MBL Infrastructures and the ‘Rights’ of Bidders

2022-03-15T15:43:48+05:30 March 15th, 2022|Insolvency and Bankruptcy Code|Comments Off on MBL Infrastructures and the ‘Rights’ of Bidders

Bidders, or “resolution applicants” drive the corporate insolvency resolution process. Without their cash, hapless creditors would be caught in a never-ending struggle to recover their dues from the rapidly perishing assets of the debtor. Yet, one of the quirks of the CIRP is that bidders have no vested rights while the process is ongoing. Since the seminal judgment in ArcelorMittal v. Satish Kumar Gupta, the law has been that resolution applicants have no right to challenge any aspect of the CIRP till the NCLT approves or disapproves of a bid.

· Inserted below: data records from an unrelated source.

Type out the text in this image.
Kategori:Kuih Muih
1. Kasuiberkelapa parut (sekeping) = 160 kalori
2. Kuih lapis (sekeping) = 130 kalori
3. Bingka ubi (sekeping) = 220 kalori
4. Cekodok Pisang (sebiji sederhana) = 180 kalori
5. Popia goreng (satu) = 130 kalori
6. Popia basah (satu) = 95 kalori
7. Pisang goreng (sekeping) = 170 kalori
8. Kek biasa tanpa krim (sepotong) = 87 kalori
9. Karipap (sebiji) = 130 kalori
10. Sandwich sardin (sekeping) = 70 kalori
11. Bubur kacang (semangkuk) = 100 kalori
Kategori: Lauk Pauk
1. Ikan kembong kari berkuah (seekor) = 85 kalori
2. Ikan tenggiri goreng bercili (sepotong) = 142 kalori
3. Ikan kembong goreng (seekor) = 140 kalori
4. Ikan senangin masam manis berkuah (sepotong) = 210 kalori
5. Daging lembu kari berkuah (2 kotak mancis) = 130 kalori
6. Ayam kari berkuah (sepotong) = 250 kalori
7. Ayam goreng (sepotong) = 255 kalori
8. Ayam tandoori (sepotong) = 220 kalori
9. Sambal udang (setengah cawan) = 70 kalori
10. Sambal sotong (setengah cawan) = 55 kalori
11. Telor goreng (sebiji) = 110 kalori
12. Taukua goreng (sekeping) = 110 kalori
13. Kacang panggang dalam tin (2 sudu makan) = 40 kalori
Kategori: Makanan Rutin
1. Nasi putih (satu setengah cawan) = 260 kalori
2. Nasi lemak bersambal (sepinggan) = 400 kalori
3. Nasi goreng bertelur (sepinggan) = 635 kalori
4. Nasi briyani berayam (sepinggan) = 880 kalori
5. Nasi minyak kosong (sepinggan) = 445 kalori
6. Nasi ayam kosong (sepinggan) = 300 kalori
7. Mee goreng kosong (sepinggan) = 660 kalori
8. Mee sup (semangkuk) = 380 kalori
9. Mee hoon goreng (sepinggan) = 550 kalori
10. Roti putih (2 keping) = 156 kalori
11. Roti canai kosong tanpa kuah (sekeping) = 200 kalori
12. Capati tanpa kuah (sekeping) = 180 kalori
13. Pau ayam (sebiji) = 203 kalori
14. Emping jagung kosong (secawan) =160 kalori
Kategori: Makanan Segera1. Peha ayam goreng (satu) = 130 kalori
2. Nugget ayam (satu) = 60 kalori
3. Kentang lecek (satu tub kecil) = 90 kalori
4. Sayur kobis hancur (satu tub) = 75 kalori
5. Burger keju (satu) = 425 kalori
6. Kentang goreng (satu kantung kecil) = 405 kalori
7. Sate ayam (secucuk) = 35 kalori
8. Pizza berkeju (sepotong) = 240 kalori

The latest Supreme Court judgement to reiterate this principle is Bank of Baroda v. MBL Infrastructures. The issue in the case was the applicability of Section 29A to disqualify a bidder that had submitted its bid before the section had been introduced. The Court held that this did not matter, “the concern of the Court is only from the point of view of two entities viz., corporate creditors and corporate debtors”. The bidder, the Court observed, “has no role except to facilitate the process”.

Having said all this, the Court refrained from striking down the defective bid, as it had already ripened into a plan that had been approved and acted upon. Bidders may not have many rights left under the IBC, but they do have a way of manoeuvring things to suit themselves.